Sie stritten sich noch auf dem Weg in den wilden Osten der Stadt, wer sie nun endgültig auf die Spur des Wurdelaks gebracht hatte: Der findige Vadim Sonofabiˇc oder Raoul mit seiner teuer bezahlten Kugel, die er endlich zur Mitarbeit hatte überreden können.
»Sonny war einen Hauch früher auf der Fährte«, beharrte Karla und versuchte, ihre Notizen zu entziffern. Das war nicht leicht, weil es schon dunkel wurde und der Wagen zudem über eine schlecht befestigte Straße holperte.
»Als er bei uns anrief, hatte ich den Ort schon längst auf dem Plan markiert«, behauptete Raoul und umfuhr ein riesiges Schlagloch. »Wo, zum Henker, bleibt diese verdammte Abzweigung? Sind wir schon daran vorbei?«
»Halt doch mal den Wagen still«, schimpfte Karla, die mit einer Hand die Karte und mit der anderen sich selbst festhielt. Sie hüpfte im Sitz auf und ab und stieß gelegentlich unsanft mit der Tür zusammen.
»Da«, rief Raoul und riss das Lenkrad herum. Die Abzweigung war ein schmaler, unbeleuchteter Weg, der zwischen zwei Waldsäumen ins Dunkel führte. Die Scheinwerfer beleuchteten Blätter, Äste, Unterholz, dann wieder den holprigen Weg.
»Bist du sicher?« Karla drehte die Karte und gab es auf. »Du hast die Kugel.«
Die tanzte und wirbelte und drehte sich auf dem Armaturenbrett. Raoul warf einen flüchtigen Blick darauf und nickte. »Die Richtung stimmt.«
»Quass hat sich gemeldet«, sagte er nach einer Weile. »Während du weg warst. Diese Charity-Veranstaltung steigt am zweiten Wochenende im September.« Er warf ihr einen schnellen Seitenblick zu. »Es ist eine White-Tie-Veranstaltung.«
»Hui!« Karla pfiff durch die Zähne. »Wenn schon, denn schon, hm?« Sie stopfte die Karte in die Tasche der Tür und dehnte ihre Schultern. »Wo nehme ich bloß ein Abendkleid her?« Sie sah Raoul an. Es war müßig, ihn zu fragen, ob er einen Frack besaß. Er sah bestimmt umwerfend aus in so einem Teil.
Raoul fluchte und steuerte an einem umgestürzten Baum vorbei, der halb auf dem Weg lag. Sie holperten über unbefestigten Grund, dann knirschte wieder der Schotter des Wegs unter den Rädern.

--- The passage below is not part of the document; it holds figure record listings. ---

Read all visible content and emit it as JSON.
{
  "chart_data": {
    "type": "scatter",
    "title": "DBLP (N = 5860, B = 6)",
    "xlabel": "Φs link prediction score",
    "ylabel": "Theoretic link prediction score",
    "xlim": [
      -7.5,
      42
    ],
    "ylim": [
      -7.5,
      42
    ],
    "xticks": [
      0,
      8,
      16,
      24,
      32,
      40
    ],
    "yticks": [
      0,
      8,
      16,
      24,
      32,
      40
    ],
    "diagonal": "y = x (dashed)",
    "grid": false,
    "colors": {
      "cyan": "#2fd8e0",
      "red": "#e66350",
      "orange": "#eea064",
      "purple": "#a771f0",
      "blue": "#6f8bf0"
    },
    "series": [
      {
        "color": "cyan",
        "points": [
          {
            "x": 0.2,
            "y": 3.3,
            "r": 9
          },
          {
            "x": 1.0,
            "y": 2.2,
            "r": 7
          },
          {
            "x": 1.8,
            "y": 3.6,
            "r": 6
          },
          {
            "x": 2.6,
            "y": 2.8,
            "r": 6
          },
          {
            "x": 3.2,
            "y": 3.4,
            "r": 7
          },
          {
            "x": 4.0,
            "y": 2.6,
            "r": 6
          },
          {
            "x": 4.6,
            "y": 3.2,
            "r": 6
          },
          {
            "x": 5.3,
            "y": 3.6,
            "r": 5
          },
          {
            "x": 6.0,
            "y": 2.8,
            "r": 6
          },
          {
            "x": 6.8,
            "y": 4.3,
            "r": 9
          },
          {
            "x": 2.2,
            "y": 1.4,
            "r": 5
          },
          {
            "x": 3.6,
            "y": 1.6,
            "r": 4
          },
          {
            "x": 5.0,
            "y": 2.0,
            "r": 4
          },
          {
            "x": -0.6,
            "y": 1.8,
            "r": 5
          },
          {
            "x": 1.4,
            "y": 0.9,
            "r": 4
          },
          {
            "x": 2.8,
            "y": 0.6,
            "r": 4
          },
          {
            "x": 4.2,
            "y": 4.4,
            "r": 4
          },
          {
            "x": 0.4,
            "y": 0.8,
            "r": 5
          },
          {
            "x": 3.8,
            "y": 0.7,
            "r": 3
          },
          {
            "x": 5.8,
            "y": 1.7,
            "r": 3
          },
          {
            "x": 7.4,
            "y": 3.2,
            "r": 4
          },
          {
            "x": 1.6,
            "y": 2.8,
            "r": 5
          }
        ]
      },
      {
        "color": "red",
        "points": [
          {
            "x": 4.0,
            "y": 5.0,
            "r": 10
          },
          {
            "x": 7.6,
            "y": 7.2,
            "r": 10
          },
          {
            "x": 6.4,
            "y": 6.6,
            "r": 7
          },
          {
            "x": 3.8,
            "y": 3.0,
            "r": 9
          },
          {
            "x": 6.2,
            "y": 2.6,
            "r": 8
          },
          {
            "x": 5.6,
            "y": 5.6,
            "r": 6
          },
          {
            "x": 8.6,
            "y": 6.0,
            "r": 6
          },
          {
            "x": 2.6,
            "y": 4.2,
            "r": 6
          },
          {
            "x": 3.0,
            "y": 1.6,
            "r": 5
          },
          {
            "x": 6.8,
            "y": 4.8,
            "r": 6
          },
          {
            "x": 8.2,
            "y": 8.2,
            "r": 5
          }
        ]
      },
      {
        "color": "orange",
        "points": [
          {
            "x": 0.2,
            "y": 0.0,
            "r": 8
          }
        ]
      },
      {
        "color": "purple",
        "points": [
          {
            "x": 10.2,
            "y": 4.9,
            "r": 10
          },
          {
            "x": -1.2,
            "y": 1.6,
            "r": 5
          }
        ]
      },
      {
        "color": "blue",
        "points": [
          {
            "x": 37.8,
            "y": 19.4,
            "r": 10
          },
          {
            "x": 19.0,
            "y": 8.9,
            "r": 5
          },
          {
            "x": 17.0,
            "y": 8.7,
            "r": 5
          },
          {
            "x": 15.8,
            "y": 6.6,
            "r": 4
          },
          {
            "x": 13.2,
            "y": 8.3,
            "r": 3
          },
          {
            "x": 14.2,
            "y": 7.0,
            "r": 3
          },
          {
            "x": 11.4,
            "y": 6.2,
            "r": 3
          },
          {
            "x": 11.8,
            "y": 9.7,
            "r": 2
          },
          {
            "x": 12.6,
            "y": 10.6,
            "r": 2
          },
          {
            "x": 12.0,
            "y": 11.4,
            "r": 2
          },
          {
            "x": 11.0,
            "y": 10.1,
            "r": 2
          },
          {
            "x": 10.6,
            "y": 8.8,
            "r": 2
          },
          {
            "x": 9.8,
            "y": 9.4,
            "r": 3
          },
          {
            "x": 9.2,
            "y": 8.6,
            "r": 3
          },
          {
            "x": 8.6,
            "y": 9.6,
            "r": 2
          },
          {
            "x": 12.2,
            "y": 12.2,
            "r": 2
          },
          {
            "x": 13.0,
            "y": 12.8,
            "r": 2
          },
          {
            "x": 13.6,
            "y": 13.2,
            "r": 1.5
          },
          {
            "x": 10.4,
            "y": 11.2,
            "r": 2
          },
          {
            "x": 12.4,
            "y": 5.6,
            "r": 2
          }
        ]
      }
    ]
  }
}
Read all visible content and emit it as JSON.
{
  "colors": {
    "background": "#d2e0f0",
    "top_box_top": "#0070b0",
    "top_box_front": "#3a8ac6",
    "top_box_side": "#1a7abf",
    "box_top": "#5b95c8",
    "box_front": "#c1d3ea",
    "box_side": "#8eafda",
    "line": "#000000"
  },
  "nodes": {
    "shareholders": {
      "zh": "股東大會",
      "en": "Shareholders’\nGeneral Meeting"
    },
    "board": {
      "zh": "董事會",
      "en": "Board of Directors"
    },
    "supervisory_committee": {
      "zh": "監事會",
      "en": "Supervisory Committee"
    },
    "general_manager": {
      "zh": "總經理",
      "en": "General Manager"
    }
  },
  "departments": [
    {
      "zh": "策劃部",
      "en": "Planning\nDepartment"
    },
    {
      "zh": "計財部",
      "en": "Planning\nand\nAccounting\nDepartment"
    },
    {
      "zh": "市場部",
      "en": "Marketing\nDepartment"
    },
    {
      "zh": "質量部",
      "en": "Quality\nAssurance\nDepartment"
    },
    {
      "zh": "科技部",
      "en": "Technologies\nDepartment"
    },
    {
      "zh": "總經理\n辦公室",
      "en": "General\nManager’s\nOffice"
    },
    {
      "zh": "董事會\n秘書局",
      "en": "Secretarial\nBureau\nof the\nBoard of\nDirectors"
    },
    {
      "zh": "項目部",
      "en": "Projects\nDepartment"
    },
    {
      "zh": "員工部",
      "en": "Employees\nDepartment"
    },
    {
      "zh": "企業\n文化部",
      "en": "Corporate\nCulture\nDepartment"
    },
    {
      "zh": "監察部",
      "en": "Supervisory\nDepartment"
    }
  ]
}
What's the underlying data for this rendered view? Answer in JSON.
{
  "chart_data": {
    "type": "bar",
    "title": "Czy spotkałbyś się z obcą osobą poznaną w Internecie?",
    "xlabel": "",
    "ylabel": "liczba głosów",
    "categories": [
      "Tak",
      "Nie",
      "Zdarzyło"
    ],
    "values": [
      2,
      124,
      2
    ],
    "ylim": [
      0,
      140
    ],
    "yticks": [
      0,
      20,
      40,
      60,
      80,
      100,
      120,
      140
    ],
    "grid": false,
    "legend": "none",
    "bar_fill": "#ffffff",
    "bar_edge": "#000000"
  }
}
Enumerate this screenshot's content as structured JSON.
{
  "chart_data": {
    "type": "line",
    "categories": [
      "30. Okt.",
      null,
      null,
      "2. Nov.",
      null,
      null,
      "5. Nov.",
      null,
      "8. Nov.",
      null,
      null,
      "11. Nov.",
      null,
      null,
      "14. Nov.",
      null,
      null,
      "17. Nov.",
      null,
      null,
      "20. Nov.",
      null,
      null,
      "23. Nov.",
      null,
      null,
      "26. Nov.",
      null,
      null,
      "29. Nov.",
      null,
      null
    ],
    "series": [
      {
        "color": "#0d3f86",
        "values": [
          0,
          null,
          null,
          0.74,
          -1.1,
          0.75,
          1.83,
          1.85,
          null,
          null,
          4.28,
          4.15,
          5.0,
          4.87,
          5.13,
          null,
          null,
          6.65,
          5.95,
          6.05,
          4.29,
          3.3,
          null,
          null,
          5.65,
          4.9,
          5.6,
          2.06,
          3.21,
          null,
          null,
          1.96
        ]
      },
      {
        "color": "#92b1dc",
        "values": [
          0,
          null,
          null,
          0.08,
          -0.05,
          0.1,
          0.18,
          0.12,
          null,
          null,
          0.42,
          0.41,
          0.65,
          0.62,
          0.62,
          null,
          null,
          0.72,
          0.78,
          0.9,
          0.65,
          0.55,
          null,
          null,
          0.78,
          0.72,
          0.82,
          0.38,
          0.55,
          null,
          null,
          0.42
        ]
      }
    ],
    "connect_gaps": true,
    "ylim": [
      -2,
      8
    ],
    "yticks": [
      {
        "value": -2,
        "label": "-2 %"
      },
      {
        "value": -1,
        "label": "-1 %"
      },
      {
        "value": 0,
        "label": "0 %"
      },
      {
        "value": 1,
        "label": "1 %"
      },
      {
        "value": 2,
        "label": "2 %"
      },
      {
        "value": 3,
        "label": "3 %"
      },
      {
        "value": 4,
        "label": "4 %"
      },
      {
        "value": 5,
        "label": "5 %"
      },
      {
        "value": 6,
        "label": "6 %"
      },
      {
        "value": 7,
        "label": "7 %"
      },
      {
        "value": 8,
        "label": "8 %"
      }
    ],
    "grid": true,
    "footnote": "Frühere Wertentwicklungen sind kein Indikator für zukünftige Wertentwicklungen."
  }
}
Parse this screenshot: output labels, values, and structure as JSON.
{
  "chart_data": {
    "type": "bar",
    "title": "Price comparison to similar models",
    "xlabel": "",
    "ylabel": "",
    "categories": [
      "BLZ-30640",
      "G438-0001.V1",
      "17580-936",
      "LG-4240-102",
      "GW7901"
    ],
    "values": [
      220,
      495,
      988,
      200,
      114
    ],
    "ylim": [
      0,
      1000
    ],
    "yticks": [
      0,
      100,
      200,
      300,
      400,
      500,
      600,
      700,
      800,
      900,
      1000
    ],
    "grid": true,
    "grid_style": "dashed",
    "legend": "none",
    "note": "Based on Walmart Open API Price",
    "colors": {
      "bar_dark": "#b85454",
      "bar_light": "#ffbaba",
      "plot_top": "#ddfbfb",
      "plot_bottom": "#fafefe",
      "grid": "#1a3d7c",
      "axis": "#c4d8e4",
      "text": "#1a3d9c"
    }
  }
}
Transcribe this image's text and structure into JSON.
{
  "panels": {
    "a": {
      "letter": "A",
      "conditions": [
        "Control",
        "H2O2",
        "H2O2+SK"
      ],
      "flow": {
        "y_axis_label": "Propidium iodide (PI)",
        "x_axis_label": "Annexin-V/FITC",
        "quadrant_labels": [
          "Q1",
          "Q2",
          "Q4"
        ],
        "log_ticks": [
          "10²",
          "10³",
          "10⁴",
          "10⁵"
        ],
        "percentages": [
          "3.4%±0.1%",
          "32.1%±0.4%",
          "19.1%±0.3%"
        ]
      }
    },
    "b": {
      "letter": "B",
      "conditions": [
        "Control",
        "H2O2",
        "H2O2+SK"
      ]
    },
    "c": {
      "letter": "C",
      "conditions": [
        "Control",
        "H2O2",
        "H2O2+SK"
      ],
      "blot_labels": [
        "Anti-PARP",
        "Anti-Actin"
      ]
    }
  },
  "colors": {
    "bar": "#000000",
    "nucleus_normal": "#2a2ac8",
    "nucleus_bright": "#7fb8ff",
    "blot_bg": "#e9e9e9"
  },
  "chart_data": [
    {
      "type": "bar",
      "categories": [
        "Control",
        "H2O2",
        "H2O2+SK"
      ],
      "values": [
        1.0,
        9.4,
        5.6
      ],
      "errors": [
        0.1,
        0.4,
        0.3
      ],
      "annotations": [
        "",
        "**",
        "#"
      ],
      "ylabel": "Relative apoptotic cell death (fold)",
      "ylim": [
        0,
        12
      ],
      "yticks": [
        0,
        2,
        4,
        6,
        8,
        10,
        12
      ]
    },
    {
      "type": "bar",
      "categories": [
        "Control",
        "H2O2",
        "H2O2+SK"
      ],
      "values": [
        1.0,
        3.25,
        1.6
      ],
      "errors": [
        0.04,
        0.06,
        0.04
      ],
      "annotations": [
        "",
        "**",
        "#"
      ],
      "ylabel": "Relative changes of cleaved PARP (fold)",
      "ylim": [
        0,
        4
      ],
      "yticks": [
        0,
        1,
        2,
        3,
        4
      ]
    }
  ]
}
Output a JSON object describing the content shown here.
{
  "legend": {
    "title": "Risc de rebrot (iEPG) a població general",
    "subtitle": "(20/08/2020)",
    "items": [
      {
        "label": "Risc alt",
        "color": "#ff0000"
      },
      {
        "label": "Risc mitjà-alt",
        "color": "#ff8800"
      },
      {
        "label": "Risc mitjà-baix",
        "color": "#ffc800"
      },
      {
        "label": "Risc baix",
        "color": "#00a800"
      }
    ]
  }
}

»Mach dir keine Sorgen um ein Kleid«, sagte er. »Wir finden sicher etwas Passendes für dich im Ankleidezimmer.«
Karla sah ihn ungläubig an. »Du hast Abendkleider im Schrank?«
Raoul knurrte. »Nicht ich. Brad.«
Karla stellte sich einige irritierende Augenblicke lang vor, wie Raoul – nein, Brad – in einem Abendkleid vor einem Spiegel posierte. Dann gluckste sie und sagte: »Ah. Verstehe. Hat er denn eine Freundin von meiner Größe in seiner Sammlung?«
»Keine Ahnung«, sagte Raoul. Wie immer, wenn es um dieses Thema ging, erschien er ein wenig unangenehm berührt. »Aber ich denke, es ist von jedem Format was dabei. Er langweilt sich schnell.«
Das war eine interessante Aussage, fand Karla.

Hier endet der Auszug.